The Toyota Tacoma Configurator Is Live, and Boy, It Sure Gets Expensive
There are a LOT of optional extras here
A brand-new Tacoma is a very rare bird indeed, so when Toyota finally gives us one, there is more hype than its truck bed can cope with. That said, our first drive of Toyota’s new truck left us plenty impressed, and we called it a genuine improvement over the previous car in every way. So when the Tacoma configurator recently went live on Toyota’s website, we just had to dig in.
In short, those improvements aren’t going to come cheap. The Tacoma is now so expensive — once some options are applied — that it becomes less of a value proposition and more of a luxury item than ever before. Take the TRD Sport, for example. This isn’t a top-of-the-line Tacoma (it falls right smack in the middle of the trim ladder) and we still don’t know how much the optional hybrid powertrain will cost. But even so, a TRD Sport with a few desirable options (four-wheel drive, leather seats and the towing package, for example) costs a whopping $53,570. For something you can’t even consider top-of-the-line, that is a lot of coin.
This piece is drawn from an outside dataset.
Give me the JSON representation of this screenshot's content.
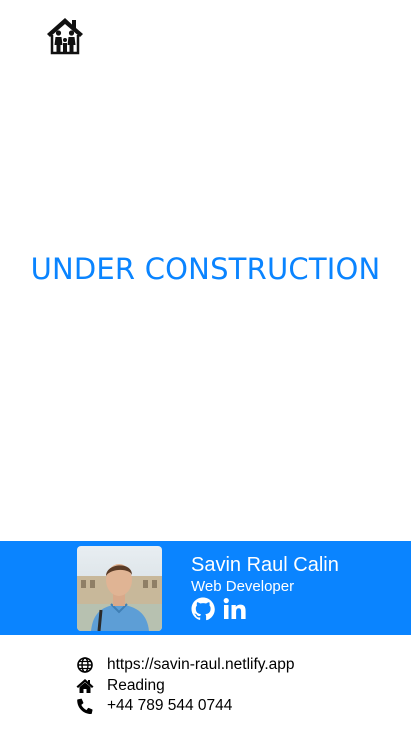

The competition either well undercuts the Tacoma or offers more for similar money. The Chevrolet Colorado in Z71 trim (also a midlevel model) tops out at $47,050 with all of its most desirable options selected. It offers similar power, more towing, and even features you can’t get on the Toyota's lower trims (like a head-up display once the Technology package is applied and even cooled seats). Not to make matters worse for the Tacoma, but the Ford Ranger Raptor — which offers a turbocharged V6 and a major bump in power — costs within 10% of the a maxed-out TRD Sport's price at $57,065.
Keep in mind, we still don't know how much the top-of-the-line versions of the Tacoma are going to cost or how much Toyota will ask for the hybrid powertrain. Based on just how much a TRD Sport can cost and the starting price of the Limited model ($53,595), it wouldn't be a huge jump to see the TRD Pro and Trailhunter trims get close to $60,000. When you consider that last year's TRD Pro was $52,235, that is a big jump for that trim alone, but the entire lineup is now far more costly than before. Bear that in mind if you had a Tacoma on your wish list for this holiday season.
Toyota will likely still sell as many Tacomas as it can build, but competitors are undoubtedly offering their midsize trucks at a much better value.